Vamos nos dedicar à tarefa nesta sessão de aprovar um pacote de leis que o senhor solicitou para defender nossa população do ódio, das expressões de ódio social, do terrorismo e da disseminação de ideias fascistas e de ódio nas redes sociais — disse Rodríguez, dirigindo-se ao presidente.
Controle das ONGs
No mesmo pacote que será debatido — e provavelmente aprovado — hoje, está incluído uma antiga iniciativa para limitar a ação de organizações não governamentais no país, e outro que propõe multas de até US$ 100 mil para empresas, organizações ou meios de comunicação que financiem atividades ou divulguem informações que “incitem o fascismo”, termo frequentemente usado pelo governo para se referir à oposição. Desde 2017, o governo de Maduro conta com uma lei contra o ódio, usada para perseguir opositores, que estabelece penas de até 20 anos de prisão. A maioria dos mais de 300 presos políticos é acusada de delitos com base nessa legislação.

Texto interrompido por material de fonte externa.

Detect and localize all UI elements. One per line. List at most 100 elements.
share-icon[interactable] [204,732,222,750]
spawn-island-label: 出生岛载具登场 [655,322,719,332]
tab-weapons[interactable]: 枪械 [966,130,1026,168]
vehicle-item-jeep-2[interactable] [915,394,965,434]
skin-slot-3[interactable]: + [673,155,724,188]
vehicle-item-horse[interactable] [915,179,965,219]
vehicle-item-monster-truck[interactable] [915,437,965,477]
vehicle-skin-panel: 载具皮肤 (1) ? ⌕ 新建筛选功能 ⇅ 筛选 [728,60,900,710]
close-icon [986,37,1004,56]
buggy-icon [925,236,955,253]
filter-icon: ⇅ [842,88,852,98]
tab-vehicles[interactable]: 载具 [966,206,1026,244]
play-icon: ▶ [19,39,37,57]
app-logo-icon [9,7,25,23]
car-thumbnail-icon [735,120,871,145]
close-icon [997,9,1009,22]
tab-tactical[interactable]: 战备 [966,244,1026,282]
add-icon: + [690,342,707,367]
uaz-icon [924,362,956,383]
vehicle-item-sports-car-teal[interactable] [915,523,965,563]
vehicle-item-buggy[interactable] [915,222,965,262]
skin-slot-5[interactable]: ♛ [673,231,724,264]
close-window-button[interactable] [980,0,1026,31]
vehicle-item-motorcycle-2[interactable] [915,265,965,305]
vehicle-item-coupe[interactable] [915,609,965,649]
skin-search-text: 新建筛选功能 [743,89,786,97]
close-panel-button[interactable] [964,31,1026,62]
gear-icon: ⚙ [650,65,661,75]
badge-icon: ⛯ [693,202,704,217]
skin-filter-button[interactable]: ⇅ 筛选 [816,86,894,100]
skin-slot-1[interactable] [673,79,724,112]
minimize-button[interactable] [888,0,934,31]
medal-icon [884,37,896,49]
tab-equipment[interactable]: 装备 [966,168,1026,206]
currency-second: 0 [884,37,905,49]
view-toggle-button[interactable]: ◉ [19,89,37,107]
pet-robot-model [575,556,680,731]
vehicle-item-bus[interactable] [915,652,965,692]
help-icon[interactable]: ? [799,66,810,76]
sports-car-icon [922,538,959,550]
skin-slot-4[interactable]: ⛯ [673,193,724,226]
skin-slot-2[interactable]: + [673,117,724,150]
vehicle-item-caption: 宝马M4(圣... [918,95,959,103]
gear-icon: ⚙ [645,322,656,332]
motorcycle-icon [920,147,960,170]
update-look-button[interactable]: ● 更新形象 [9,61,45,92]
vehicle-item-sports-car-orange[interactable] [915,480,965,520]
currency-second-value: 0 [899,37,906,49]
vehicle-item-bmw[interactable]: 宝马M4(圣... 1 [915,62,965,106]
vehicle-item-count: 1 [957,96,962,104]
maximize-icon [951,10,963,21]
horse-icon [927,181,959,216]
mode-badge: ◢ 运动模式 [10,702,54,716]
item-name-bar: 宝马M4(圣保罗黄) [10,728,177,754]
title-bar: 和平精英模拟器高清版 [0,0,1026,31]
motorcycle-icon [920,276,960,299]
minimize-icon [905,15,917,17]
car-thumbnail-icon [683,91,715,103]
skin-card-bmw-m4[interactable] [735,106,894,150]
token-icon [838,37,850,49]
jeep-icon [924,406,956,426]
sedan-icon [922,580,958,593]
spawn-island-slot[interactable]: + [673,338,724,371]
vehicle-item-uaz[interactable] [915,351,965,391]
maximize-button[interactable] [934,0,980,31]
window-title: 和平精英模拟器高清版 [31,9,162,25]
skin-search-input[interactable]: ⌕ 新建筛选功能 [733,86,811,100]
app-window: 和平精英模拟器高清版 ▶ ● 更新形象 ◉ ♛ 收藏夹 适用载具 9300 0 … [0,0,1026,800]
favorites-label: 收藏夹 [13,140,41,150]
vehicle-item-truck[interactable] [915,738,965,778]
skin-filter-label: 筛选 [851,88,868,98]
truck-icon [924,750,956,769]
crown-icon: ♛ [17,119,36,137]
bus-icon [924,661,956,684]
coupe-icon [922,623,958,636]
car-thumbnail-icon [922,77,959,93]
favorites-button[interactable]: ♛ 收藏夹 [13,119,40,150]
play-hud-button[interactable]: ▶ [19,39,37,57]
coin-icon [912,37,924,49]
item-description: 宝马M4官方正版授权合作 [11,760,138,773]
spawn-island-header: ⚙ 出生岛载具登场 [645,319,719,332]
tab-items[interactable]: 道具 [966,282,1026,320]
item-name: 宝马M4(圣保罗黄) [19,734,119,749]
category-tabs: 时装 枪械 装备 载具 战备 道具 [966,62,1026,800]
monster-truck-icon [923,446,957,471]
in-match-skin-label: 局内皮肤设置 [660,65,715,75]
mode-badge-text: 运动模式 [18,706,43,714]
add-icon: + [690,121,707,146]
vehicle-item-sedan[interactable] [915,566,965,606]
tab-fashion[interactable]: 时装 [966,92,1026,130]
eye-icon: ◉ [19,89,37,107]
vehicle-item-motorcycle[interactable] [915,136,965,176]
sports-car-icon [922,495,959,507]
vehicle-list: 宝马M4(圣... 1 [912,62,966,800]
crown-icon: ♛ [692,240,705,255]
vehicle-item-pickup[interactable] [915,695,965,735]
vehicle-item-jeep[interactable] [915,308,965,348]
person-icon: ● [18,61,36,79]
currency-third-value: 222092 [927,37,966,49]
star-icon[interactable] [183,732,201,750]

No caso das ONGs, o novo pacote de medidas visa “restringir, principalmente, as organizações de defesa dos direitos humanos”, explica o jornalista Vladimir Villegas, um dos que continua na Venezuela enfrentando o que chama de “ambiente consolidado de autocensura”.
— O que estamos vendo é uma resposta do governo ao enorme impacto que tiveram as redes sociais na campanha eleitoral. Com todos os meios de comunicação do seu lado, e também usando intensamente as redes, o governo perdeu, porque o povo virou as costas para Maduro — afirma Villegas, que já foi embaixador da Venezuela no Brasil. — Maduro está reprimindo e buscando aumentar o controle dos que antes votavam nele, mas não votam mais.
Sem acesso a meios de comunicação, em sua grande maioria em mãos de empresários vinculados ao governo de Maduro, a oposição depende exclusivamente de redes como Instagram, X, TikTok e Facebook para se comunicar com seus seguidores.
Nos últimos dias, comenta Ramón José Medina, dirigente opositor próximo do candidato presidencial Edmundo González, “muitas pessoas estão aprendendo a instalar um VPN, para não ficarem na escuridão absoluta”.
— Sem redes sociais ficaremos sem braços, sem nos comunicar com a população.
Força da diáspora
Depois dos ataques de Maduro ao aplicativo de mensagens WhatsApp, membros da oposição começaram a usar esta ferramenta com mais cautela. Em muitos casos, quando assunto é delicado, acrescentou Medina, “usamos outros aplicativos, como Signal”.
— Sem Instagram ou outras redes vamos virar uma Coreia do Norte do Caribe.
Nesta nova fase de luta da oposição contra o governo, que tem como principal objetivo pressionar para que o Palácio Miraflores aceite uma negociação sobre o resultado da eleição, uma lei que limite o uso das redes sociais obrigará os opositores a buscarem alternativas. Uma das que já está sendo promovida por dirigentes fora do país como David Smolansky, coordenador adjunto da campanha de González em Washington, é o VPN TunnelBear, que tornou seu serviço gratuito para venezuelanos que estejam dentro de seu país.
— Não podemos normalizar este tipo de censura, mas temos de buscar soluções — diz Smolansky. — O presidente percebeu a importância da diáspora venezuelana, porque entendeu que muitas pessoas que estão dentro do país ficam sabendo de coisas graças aos que estão fora, por isso o ataque ao WhatsApp. Nosso papel é fundamental para combater a censura.
Desde que o órgão eleitoral anunciou a reeleição de Maduro, na noite de 28 de julho, a oposição mergulhou nas redes para denunciar uma fraude. Desde então, são comuns hashtags como “VenezuelaLivre” e a expressão “AtéOFim”, mantra da líder opositora María Corina Machado.